11/09/2018 at 15:51 •
Yesterday I entered this project on Hackaday. But thinking never stops. I tried to find a use for the fourth contact on my 2 DPDT relays, but ended up with a similar 3 SPDT solution (good news for Yann), with 5 more functions.
The key is the bridge rectifier for the relay RL2. Two new control signals F4 and F5 can now control RL2, together with the two inputs:
With F4=1 and F5=0, RL2 attracts if A and B are different, just as before.
Now make F4=0. RL2 now always has ground, so will attract if either A or B is high, providing the OR function.
Now consider making F4=1 again, and make F5=0. RL2 now always has 12 volts, so it will attract if either A or B is low, providing a NAND function.
RL1 can still be controlled with the F2 and F3 signals. It controls the polarity of the output signal, so when RL1 is attracted it will transform XOR to XNOR, NAND to AND and OR to NOR.
If we now make F5=1 and F4=0, RL2 will always be attracted. This gives an always-zero (CLR) at the output when RL1 is OFF, and always-one (SET) if RL1 is ON.
In this final situation, the voltage for the always-on comes from control F1. If we now make F1 low, this voltage is controlled by the SHR-IN input, that is connected to input A of the next bit. So it will give us the Shift-Right function (SHR). A 74181 can't do that ! Note that a Shift-left is already available because it is the same as adding a number to itself.
Only SUB and PassThrough functions are missing. A PassThrough function can be made by clearing the other operand and doing ADD or OR. Subtract might be done by doing a negate function first (XNOR with zero), or inverting the A or B signal in a previous circuit (as in the RISC Relay CPU).
11/08/2018 at 13:49 •
For the logic functions, a Carry-out is generated just as for the ADD function. But the carry input is ignored because the relay RL1 is forced to an active or non-active state by inputs F2 and F3, so it is no problem that there might be a signal present on the Carry-out of the previous stage.
The simplest function to explain here is XOR:
The control input F2 must be logic 1 (or floating). This ensures that RL1 is always off. If A differs from B, relay RL2 will connect the ALU-Result to the logic 1 provided by control F1. Otherwise, the result is not connected (meaning logic 0). The XOR function will be selected if either F0 or F1, or both are "1".
The next one is the XNOR function:
By making control input F3 active and F2 ground, relay RL1 will be always ON. Now, the ALU-result will be logic 1 when both inputs are equal, providing the XNOR function.
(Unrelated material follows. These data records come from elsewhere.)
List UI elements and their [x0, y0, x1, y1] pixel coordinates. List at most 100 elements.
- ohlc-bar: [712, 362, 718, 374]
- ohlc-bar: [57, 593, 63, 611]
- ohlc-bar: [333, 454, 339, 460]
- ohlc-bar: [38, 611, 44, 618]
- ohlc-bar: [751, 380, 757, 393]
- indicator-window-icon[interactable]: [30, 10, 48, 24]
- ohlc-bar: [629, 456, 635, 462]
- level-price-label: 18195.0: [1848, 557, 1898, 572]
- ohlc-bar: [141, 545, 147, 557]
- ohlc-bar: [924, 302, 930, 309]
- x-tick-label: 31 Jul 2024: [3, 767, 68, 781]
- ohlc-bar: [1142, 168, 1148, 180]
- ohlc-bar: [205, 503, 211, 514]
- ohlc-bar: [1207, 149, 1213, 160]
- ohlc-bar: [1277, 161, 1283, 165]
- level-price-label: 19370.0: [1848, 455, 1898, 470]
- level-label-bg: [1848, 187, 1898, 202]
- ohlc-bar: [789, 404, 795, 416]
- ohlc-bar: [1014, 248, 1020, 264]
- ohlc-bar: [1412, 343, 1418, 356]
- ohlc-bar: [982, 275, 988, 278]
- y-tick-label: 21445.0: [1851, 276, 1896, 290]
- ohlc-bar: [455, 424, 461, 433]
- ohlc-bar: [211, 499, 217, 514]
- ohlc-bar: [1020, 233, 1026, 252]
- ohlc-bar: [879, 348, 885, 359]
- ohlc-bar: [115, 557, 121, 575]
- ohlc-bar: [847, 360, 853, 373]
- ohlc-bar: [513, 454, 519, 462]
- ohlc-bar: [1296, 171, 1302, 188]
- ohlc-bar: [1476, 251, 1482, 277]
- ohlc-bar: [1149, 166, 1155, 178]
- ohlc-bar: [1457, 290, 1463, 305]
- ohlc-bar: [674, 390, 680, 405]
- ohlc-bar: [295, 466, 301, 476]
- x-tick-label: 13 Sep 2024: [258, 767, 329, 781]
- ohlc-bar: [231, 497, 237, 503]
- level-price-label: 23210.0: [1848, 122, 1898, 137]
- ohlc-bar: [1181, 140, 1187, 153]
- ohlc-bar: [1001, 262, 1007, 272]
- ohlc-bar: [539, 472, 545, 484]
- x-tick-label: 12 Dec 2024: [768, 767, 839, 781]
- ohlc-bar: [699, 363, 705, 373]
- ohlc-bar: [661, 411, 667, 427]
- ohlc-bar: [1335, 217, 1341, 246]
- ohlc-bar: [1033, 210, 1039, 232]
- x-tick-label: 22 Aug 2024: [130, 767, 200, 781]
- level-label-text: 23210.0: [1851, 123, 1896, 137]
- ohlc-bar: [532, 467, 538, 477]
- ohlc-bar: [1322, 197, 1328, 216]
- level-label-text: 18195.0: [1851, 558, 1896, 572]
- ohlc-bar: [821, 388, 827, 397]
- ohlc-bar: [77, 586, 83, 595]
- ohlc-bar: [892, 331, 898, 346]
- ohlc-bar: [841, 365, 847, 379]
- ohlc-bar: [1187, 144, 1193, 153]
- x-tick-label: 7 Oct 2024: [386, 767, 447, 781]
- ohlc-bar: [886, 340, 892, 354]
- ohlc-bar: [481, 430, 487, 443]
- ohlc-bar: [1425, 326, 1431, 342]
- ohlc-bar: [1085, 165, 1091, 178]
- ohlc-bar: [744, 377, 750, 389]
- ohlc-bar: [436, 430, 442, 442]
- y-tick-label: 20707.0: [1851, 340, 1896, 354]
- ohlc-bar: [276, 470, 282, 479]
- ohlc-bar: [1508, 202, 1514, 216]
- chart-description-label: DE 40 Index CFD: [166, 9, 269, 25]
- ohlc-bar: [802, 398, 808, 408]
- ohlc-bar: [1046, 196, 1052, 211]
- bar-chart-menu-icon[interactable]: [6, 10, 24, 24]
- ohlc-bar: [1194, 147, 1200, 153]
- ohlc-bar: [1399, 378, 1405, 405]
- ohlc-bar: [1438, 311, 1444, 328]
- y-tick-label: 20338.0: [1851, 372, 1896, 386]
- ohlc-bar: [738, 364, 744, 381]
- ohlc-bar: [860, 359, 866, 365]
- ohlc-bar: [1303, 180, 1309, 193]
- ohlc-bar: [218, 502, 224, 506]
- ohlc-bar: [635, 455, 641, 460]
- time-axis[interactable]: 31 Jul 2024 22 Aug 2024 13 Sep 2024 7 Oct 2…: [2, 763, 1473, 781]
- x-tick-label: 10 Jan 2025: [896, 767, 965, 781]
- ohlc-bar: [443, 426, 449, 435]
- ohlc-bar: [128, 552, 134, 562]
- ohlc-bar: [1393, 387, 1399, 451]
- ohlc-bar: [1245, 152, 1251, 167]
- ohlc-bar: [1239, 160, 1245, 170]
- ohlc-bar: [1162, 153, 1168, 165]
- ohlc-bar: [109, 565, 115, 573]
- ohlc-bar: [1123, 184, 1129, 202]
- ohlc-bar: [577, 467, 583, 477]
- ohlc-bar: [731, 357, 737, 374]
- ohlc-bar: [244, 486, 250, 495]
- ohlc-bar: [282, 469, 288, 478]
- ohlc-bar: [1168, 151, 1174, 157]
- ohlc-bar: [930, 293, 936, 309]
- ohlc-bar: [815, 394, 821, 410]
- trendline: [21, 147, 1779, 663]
Now to describe the AND function:
The only difference with the previous (XNOR) situation is, that control F1 is now 0. The result is, that the signal on input B now flow through a diode to connection 1 of relay RL2. The ALU result will only be one if RL2 is OFF (so both inputs equal) and input B is 1. So, it is only one if both A and B are 1.
The last function is OR:
The only difference with AND is, that control F0 is now active. This causes an active ALU-result when A and B are different. When A and B are the same, the result is 1 if B is 1 (as in AND). Together, this delivers the OR function.
( The AND-gate, OR-gate pictures were taken from R. Lohberg and Th. Lutz: Hoe werkt een computer?, Kluwer (Netherlands) 1968. )
11/08/2018 at 13:20 •
As a reminder, the ADD function has to produce two output signals according to the following table:
The next diagram illustrates how the CY_OUT signal is generated:
Only relay RL2 is involved for CY-OUT generation. RL2 is activated when the signals A and B are different (indicated in green in the function table).
When RL2 is activated, the Carry-output is the same as the Carry-input.
When RL2 is not activated, the Carry-output is the same as input B (indicated in yellow in the function table). It could also be connected to the A input, since A and B are equal when RL2 is not activated.
For the result output, I use two pictures, one for [Carry-in = 0] and one for [Carry-in = 1].
Relay RL1 is connected to the Carry-in signal, so it is not attracted when Carry-in is 0. Input F1 provides logic 1 to connection 2 of RL2. Relay RL2 attracts when A differs from B, so the result is (A xor B) according to the table.
When the Carry-in is 1, RL1 is always attracted. This time, input F1 provides logic 1 to connection 1 of RL2. So the output is only logic 1 when both inputs A and B are equal.